When I got my cancer diagnosis back in February, we were in the midst of re-reading The Chronicles of Prydain. In fact, we were near the end of the series, in the final book. Although sometimes D and S do the reading aloud, I have typically been the main reading person. I had so little energy at night by the time we reached the final third of The High King that the sweet girl took over the reading and brought us home to the beautiful conclusion.
And then our read-alouds stopped. And so did nightly family gatherings and prayers, and my morning Bible reading and prayer time with the sweet girl, and any semblance of bedtime routine for the family, and most of our family meals (though those continued in some form without me, especially when my sisters were here helping during my chemo treatments). So many things we've cherished over the years fell by the wayside during the tsunami of survival season.
During that season, S had six months or so where she continued to grow and change. She had her fourteenth birthday a few weeks ago (so amazing!). She's gotten more into retro video games in the interim -- she is Mario crazy -- and in general has been spending a lot more time with a screen via her iPod as well as gaming. I know those things helped her through the difficult time of my chemo treatments, a period she described to me the other day by telling me she feels like I've come back from the dead or at least a really long trip. "It's like you were there but you weren't," she explains earnestly. And often adds, sometimes with a spontaneous hug that melts my heart, "I missed you! I'm so glad you're back!"

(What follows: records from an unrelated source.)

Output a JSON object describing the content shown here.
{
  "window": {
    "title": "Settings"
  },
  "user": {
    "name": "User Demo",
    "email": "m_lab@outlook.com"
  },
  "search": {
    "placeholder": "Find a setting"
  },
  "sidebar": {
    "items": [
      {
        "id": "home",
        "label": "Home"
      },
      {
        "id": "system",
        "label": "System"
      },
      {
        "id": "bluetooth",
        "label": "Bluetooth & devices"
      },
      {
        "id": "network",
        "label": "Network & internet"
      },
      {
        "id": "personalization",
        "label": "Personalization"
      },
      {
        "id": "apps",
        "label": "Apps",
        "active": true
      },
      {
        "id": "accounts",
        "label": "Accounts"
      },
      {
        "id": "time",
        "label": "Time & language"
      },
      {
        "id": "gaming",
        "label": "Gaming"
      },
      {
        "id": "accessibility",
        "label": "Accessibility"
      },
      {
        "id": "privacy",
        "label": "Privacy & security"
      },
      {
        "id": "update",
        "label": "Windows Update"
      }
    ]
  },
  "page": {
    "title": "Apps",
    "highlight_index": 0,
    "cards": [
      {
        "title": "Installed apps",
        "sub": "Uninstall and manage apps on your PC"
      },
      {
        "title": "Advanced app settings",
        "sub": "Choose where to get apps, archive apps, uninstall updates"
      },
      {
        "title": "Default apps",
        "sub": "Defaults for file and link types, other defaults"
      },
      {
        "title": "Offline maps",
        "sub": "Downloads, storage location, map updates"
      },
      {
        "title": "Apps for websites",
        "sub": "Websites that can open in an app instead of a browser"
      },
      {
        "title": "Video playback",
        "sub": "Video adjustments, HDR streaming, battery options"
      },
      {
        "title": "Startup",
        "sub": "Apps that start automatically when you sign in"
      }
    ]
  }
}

And she's suddenly telling me she is "too old for read-alouds" -- something I never thought I'd hear her say. We never treated read-alouds like a little kid phenomenon that you outgrow. It was just a natural part of what our family loved to do together, and I had assumed we would continue to do it as long as S lived here...and beyond (D and I were read-alouders long before we had a child).
There are hills one dies on in parenting, and hills you decide it's not worth the effort to storm. This one feels worth the effort. I have been trying to decide how to tackle it well. I know that things will never go back to what they were before we hit this difficult terrain in our family journey -- they couldn't really, even if we wanted them to. We've all changed and grown in so many ways. But I am trying to revive our long-established tradition of reading aloud, albeit in new ways and forms. Our morning Bible reading and prayer time has been re-established, although it's changed a bit (in good ways, I think). In terms of our family reading, nighttime doesn't seem to be the right time for us to gather anymore, but we're beginning to have more meals together again, and we're slowly getting back into the reading habit. We started with an article in a magazine, and now we've moved to short stories.
I'm kind of glad the stories are by Herriot. They remind me of S's childhood, even though they're different than the ones we read then. They remind me of my own youth (and yes, I've begun re-reading All Creatures Great and Small on my own time). They remind me of my mother, who loved animals, especially dogs, and whom I miss with huge aching missing. They feel comfortable and familiar, and I need some comfort and familiarity in this time of so much change in myself and in my family.